La evolución de los pacientes con CU depende de dos factores: gravedad de la enfermedad activa y su duración. Alrededor del 60% de los pacientes experimentan una enfermedad clínicamente leve. En esos individuos, la hemorragia y la diarrea no son tan intensas, y faltan los signos y síntomas sistémicos. Sin embargo, casi todos los pacientes (97%) experimentan por lo menos una recaída durante un período de 10 años, y alrededor del 30% de los pacientes requieren colectomía dentro de los 3 primeros años desde el comienzo debido a enfermedad incontrolable. En raras ocasiones, la enfermedad tiene un curso fulminante, a menos que se consiga controlar con intervención médica o quirúrgica, y esta forma tóxica de la enfermedad puede conducir a la muerte poco después de su comienzo.

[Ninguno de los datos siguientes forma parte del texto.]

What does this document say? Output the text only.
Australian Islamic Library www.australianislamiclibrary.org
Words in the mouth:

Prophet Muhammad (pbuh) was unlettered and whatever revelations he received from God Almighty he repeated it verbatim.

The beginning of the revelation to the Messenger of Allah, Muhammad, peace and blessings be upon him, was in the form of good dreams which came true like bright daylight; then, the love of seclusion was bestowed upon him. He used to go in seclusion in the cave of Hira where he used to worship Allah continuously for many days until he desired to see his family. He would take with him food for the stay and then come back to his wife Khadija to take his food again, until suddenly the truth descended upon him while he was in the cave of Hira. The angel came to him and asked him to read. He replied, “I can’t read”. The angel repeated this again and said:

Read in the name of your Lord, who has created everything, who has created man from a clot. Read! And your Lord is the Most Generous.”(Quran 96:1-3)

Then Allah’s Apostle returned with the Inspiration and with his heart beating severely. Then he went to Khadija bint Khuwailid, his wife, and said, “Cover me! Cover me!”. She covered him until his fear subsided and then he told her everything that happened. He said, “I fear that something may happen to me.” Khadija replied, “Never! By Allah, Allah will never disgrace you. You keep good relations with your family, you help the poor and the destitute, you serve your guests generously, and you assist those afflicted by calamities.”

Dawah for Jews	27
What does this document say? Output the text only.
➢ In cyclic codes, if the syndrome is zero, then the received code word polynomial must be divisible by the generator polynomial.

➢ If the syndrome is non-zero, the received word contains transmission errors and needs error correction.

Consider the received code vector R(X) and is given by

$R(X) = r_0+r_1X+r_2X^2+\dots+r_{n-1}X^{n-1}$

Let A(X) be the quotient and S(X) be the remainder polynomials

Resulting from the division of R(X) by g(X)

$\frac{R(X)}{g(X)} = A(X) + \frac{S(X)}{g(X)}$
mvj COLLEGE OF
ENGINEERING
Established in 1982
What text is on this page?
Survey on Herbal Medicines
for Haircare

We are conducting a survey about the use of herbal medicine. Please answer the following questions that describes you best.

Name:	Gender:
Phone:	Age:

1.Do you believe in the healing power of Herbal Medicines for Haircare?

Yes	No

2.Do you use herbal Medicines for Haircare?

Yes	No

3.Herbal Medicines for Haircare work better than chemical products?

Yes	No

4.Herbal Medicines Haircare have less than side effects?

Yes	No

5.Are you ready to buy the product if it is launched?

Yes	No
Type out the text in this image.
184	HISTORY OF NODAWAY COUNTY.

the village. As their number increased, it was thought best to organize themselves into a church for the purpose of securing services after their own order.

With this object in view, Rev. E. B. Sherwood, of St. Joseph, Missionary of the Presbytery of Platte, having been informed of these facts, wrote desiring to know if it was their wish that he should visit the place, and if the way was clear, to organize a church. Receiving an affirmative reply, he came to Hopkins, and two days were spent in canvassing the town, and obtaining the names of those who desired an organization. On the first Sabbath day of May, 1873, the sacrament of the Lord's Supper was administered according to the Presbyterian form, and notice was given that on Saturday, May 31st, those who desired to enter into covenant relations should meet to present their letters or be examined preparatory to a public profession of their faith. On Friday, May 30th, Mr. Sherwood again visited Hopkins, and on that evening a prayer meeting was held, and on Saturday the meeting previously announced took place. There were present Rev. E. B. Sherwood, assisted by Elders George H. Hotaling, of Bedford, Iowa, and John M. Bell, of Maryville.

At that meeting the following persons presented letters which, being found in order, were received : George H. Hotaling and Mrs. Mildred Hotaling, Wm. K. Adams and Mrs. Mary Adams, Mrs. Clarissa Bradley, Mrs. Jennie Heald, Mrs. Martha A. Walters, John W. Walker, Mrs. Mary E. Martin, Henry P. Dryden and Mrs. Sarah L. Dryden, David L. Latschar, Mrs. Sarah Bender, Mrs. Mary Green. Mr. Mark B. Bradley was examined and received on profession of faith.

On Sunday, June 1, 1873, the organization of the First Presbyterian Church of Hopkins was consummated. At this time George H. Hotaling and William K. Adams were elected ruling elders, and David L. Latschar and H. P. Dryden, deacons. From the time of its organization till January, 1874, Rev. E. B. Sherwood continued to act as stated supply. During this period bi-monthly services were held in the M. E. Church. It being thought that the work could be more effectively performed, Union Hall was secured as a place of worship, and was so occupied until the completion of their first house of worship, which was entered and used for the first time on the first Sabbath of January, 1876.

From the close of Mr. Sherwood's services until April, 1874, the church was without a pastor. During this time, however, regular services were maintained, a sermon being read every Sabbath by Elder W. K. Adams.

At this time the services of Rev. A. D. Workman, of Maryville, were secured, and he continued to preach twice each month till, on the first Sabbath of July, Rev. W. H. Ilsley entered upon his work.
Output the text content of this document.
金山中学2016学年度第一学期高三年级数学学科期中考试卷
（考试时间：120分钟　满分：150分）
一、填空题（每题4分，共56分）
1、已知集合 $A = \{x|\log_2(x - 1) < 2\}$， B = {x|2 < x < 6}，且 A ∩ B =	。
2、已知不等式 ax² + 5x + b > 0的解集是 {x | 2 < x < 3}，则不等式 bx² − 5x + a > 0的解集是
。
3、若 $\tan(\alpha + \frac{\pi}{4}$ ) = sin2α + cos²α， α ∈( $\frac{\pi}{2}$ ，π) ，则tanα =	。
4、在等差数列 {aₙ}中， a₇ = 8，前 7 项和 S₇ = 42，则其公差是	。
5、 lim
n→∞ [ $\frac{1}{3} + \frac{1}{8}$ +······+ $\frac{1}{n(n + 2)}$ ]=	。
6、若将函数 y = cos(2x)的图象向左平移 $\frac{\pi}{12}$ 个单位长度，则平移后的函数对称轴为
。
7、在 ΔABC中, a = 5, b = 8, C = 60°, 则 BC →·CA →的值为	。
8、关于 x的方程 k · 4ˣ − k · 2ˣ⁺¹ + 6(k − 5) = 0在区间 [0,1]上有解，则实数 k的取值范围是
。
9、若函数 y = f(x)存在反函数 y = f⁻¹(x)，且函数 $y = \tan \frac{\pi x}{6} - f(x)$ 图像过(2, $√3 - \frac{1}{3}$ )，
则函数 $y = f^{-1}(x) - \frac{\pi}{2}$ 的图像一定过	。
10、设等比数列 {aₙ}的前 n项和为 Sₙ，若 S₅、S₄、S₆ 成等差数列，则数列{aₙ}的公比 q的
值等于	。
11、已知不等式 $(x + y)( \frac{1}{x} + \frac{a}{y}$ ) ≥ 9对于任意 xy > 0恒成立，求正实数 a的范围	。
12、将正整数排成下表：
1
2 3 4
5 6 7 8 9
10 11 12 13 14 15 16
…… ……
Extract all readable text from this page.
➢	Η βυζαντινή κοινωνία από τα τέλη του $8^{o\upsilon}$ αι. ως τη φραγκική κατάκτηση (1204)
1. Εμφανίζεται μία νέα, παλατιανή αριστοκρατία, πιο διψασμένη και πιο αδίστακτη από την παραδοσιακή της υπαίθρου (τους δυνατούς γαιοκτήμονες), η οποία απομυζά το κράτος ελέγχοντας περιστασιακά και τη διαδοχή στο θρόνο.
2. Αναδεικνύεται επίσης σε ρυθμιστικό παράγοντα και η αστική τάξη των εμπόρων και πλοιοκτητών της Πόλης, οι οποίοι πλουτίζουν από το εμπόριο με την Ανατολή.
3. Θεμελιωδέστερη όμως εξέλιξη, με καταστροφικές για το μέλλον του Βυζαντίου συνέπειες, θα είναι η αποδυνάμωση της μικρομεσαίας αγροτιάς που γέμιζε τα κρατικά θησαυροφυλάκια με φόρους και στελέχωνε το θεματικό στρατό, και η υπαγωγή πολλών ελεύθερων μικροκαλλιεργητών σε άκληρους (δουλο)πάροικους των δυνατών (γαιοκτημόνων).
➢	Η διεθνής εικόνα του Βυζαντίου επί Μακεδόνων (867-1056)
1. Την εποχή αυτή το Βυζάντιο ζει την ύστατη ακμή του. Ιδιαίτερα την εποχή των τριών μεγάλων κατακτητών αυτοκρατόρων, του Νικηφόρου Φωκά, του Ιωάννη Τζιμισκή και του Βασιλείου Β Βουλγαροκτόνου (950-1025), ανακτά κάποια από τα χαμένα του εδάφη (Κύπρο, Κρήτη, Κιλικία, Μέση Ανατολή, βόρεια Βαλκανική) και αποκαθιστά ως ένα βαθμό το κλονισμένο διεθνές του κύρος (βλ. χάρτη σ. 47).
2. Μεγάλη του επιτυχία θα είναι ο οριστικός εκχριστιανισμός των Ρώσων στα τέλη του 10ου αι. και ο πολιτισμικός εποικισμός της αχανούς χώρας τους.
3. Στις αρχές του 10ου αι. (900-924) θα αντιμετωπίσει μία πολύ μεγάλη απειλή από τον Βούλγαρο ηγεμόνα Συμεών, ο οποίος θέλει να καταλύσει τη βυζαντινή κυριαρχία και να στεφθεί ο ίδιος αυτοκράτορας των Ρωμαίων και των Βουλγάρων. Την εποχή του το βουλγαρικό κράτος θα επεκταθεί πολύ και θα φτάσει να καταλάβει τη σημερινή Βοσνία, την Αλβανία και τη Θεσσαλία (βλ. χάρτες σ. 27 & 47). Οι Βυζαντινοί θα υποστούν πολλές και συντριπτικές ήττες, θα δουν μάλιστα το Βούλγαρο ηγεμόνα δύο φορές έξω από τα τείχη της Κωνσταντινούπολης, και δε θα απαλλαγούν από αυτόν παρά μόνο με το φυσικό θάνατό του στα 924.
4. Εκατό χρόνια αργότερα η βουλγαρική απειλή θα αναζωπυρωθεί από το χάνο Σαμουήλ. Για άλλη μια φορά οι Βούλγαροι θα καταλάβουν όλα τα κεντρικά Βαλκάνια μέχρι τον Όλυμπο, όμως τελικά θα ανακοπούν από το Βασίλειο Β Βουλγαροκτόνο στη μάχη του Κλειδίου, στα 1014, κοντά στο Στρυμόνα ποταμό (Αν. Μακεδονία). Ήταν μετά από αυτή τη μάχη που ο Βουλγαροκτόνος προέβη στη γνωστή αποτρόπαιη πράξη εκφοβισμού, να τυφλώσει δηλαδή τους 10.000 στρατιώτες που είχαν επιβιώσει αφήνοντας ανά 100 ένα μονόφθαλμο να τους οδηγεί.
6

La complicación a largo plazo más temida de la CU es el cáncer. Existe tendencia a la aparición de displasia en múltiples lugares, y la enfermedad inflamatoria subyacente puede enmascarar los síntomas y los signos del carcinoma. La CU se caracteriza por daño del DNA con inestabilidad microsatélite en las células mucosas. Más recientemente se ha detectado inestabilidad genómica en áreas no displásicas de los pacientes con CU, lo que sugiere que esos pacientes tienen una deficiencia de la reparación del DNA e inestabilidad genómica a lo largo del tracto intestinal. Los carcinomas asociados son con frecuencia infiltrantes, sin masas exofíticas obvias, lo que también subraya la importancia del diagnóstico precoz. Desde el punto de vista histórico, el riesgo de cáncer es más alto en los pacientes con pancolitis durante 10 o más años, en quienes ese riesgo es 20 a 30 veces mayor que en la población control. Sin embargo, los programas de cribado recientes de los pacientes con CU indican ahora que la tasa de progresión a la displasia y al carcinoma es en realidad muy baja, siempre que no existiese displasia en el examen inicial. Puesto que el cribado masivo sería muy caro, continúa el debate sobre la relación coste-efectividad de las colonoscopias repetidas en pacientes con enfermedad inactiva a largo plazo; es posible que la mejoría modesta de la evolución de los pacientes guarde más relación con una mejor atención médica que con la identificación de displasia por sí misma.

Bibliografía

  1. Patología estructural y funcional Robbins y Cotran, 7ª edición, Elsevier Saunders.